Sugar output at its South African operations has, in the first half of the 2011 financial year, been negatively impacted on by drought in KwaZulu-Natal, while unseasonal rain in Swaziland has also led to lower production in that country.

Illovo, led by MD Graham Clark, on Thursday highlighted the strong rand and the drought in KwaZulu-Natal as two of its biggest challenges.

Fellow South African sugar producer Tongaat-Hulett on Monday also reported that its full-year sugar output would be impacted on by the drought, while export revenues were being impacted on by foreign exchange translations.

Illovo reported drastically reduced cane yields and cane availability at its South African operations, which resulted in the early closure of its Umzimkulu and Eston factories.

For the full-year, the local operations were expected to produce about 90 000 t less sugar than the 663 000 t produced in the 2010 financial year.

The company indicated that, even with a good summer rainfall, cane production on the south coast of KwaZulu-Natal in the 2011 calendar year would likely remain lower than that of the current year.
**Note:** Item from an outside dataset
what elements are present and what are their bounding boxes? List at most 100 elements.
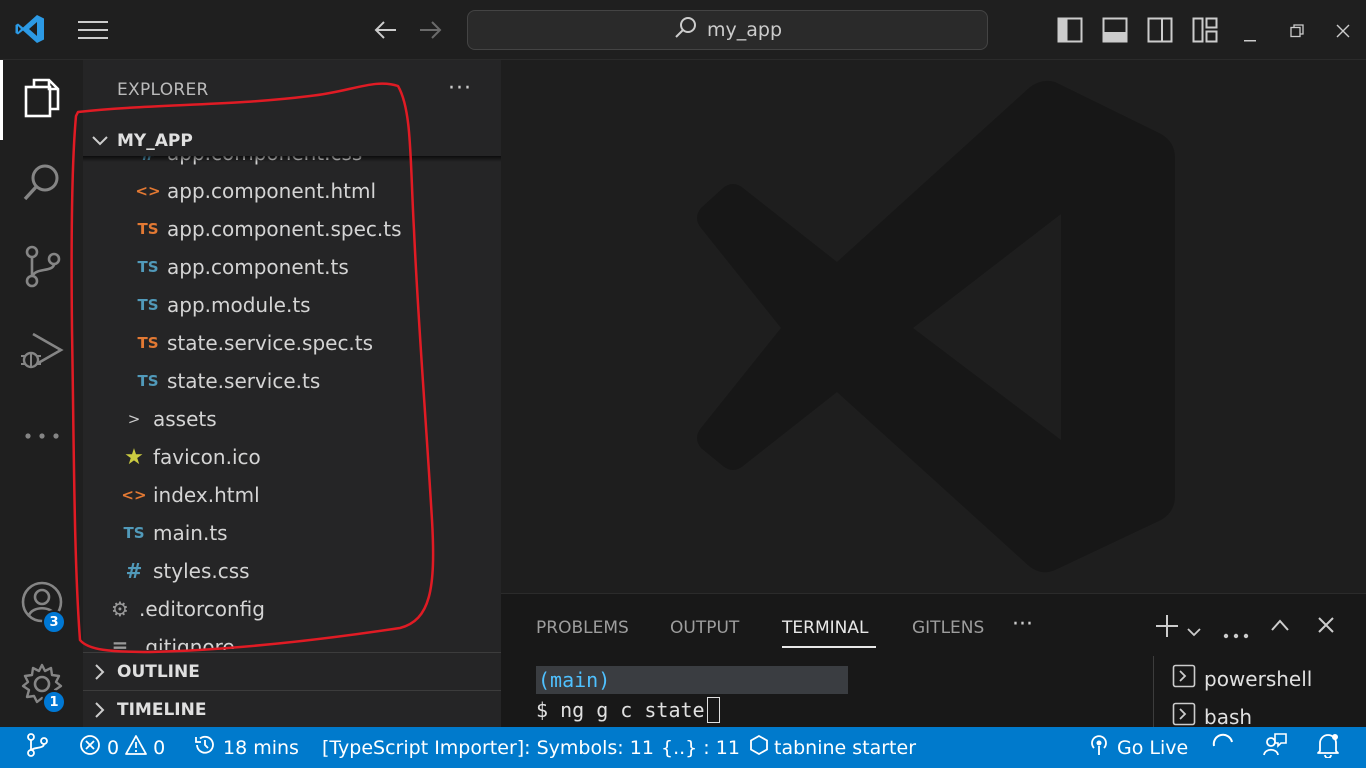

Illovo has, therefore, decided not to operate its Umzimkulu factory in the 2011/12 financial year, and will instead divert cane supplies to its other factories to enable these to run closer to their capacity.

Meanwhile, unseasonal rain in Malawi, Mozambique and Swaziland impacted on the cane quality in these three countries during the first half of the current financial year.

Nevertheless, the company has continued to make progress with regard to the expansion programme at the Ubombo factory, in Swaziland, with the upgraded facilities, capable of producing 300 000 t/y of sugar, to be commissioned in time for the start of the next season.

The R1,5-billion project would be completed by April next year.

Ubombo produced about 210 000 t/y of sugar in the 2010 financial year.

Additional cane development was being completed, while bagasse and biomass cogeneration facilities, which would allow the plant to be self-sufficient, would start up once the expansion project was complete.

Further, Illovo also reported a favourable season for its Zambian and Tanzanian operations.

Its Zambian operation, which was regularly exceeding its design capacity, crushing more than 100 000 t a week of cane, was expected to produce “significantly” higher volumes in the 2011 financial year.

About 315 000 t of sugar was produced at this operation in the 2010 financial year.

The Tanzanian operation was also expected to increase its output marginally on the 121 000 t produced in the previous financial year.

EXPORT EARNINGS AND SALES

Despite improved world sugar prices, the local industry has been unable to take full advantage of the opportunity, owing to the lower local sugar production, Illovo stated.

Therefore, its world market sugar exports were not expected to exceed 355 000 t this year, compared with the 742 281 t exported in the previous financial year.

Further, the weaker euro and lower-than-expected European sugar price realisations has also impacted negatively on downstream revenue and sugar export earnings from sales to the European Union during the first half of the financial year.

In addition, the continued strength of the rand and the weakness of the dollar were expected to further negatively impact on the company’s export earnings, as well as on the conversion of foreign subsidiary profits for the full-year

This would likely result in headline earnings a share (HEPS) for the full-year falling by between 30% and 40% on the HEPS of 171,2c a share recorded in the 2010 financial year.

Earnings a share (EPS) were also expected to be between 35% and 45% lower than the EPS of 161,4c a share recorded in the previous financial year.

Illovo’s headline earnings of R574,2-million for the six months ended September 30, 2010, was already down 14% on the headline earnings of R668,1-million reported for the six months ended September 2009.